One must consider the following facts in Sleeping bag selection.
Temperature Rating: It is good practice to select a Sleeping Bag with a temperature rating below what you plan to encounter on your trip.
Insulation Type: The 2 main fill types are Down and Synthetic. Each has advantages and disadvantages, which are explained further down below.
Weight: As Sleeping Bags get rated for lower and lower temperatures, they tend to get heavier as more fill is required for the decreased temperature. Insulation fill quality are big factors when it comes to weight.
Sleeping bags can be broadly categorized into to main types:
Camping Sleeping Bags
Backpacking and Bikepacking/Bike Touring Sleeping Bags
It is assumed that “Camping Sleeping Bags” are transported by a vehicle, so weight and size are less critical.
The essential 3 differences in the Sleeping Bag types are Backpacking and Bikepacking/Bike Touring Sleeping Bags are lighter, pack smaller and are more efficient in how they provide warmth for their weight (and are therefore more expensive).

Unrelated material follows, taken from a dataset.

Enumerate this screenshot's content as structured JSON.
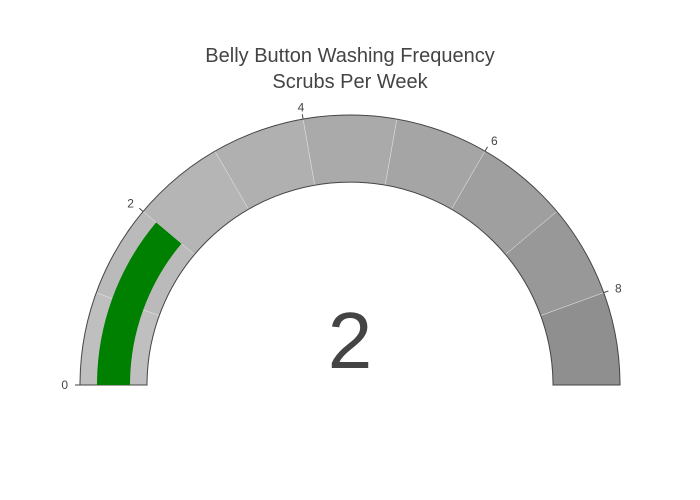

Temperature Ratings Explained
The temperature rating for a sleeping bag is the temperature that bag was designed to keep an average person warm, comfortable and safe. In general, bags can be broadly categorized by the following ratings
Summer Sleeping Bag: 30 degrees F and above
3-Season Sleeping Bag: Between 15 degrees F and
Winter Sleeping Bag: 15 degrees and lower
It is good practice to select a Sleeping Bag with a temperature rating below what you plan to encounter on your trip. If it turns out to be warmer than anticipated, you can always leave the bag open…if things get too cold you may have some serious things to consider.
ISO/EN Temperature Ratings
ISO and EN are ratings systems that allow for the comparison of multiple Sleeping Bags. EN is an older standard, but provides essentially the same data as ISO
With Sleeping Bags using the ISO/EN Rating System, the values are usually given as “Comfort” and “Limit”. “Comfort” is the temperature that a Cold Sleeper will be comfortable, “Limit” is the temperature that a Warm Sleeper will be comfortable.
These ratings are not a guarantee,. Other factors such as clothing, sleeping pad, tent, metabolism and weather can effect sleep comfort and safety.
Insulation Fill Types
Understanding Sleeping Bag Insulation Types
Down Fill Insulation
Easy to compress
Best choice for cold, dry conditions
More expensive on average than synthetic insulations, down is sought after because it’s lighter and more compressible. In addition, down fill is more durable than a synthetic fill, which means it retains a more consistent level of warmth for more years. Here are a few common questions when considering down insulation:
Fill Power: Fill Power is a rating that determines the quality of the down fill, with higher ratings generating greater warmth for its weight.
Water-resistant down insulation: Because down doesn’t work well when wet, many Sleeping Bags contain down that have water repellent characteristics and/or treatments.
Responsible Down: Because most down is a by-product of the meat industry, bag manufacturers have taken steps to ensure humane treatment of the animals that provide down: RDS (Responsible Down Standard) and TDS (global Traceable Down Standard) are two designations to look for.
Synthetic Fill insulation
Insulates when wet
Synthetic Fill insulation is more cost-effective than down. It continues to insulate when wet. Most synthetics are made of polyester. Because of the great diversity of Synthetic Fill, there is no Fill Power rating that is used for thes ebags.
Down/synthetic blends: These are bags that use Down Fill on top (better loft and warmth), and Synthetic Fill on the bottom (less compression)
Sleeping Bag Weight
The 2 factors that determine the weight of a Sleeping Bag are its insulation and its shape. More efficient advanced synthetics and high-fill-power downs will deliver greater warmth for less weight than less efficient fills.
The overall bag weight is what matters when you’re carrying a bag in your pack. Insulation fill weight tells you only the weight of the insulation in the bag.
Sleeping Bag Shape
Sleeping bags work by retaining heat emitted by your body, which can warm a small space up more efficiently than a larger space. A bag with a sleek shape and a tight fit will be lighter and more efficient than a similar bag that’s nice and roomy. Sleeping bags come in three basic shapes:
Mummy: To increase warmth and reduce weight, this type of bag has a slim contoured cut, along with a hood you can pull tight for increased warmth.
Semi-Rectangular: This shape aims to capture the mummy and rectangular shapes advantages
Rectangular: A lot of camping bags have a simple rectangular shape that maximizes roominess.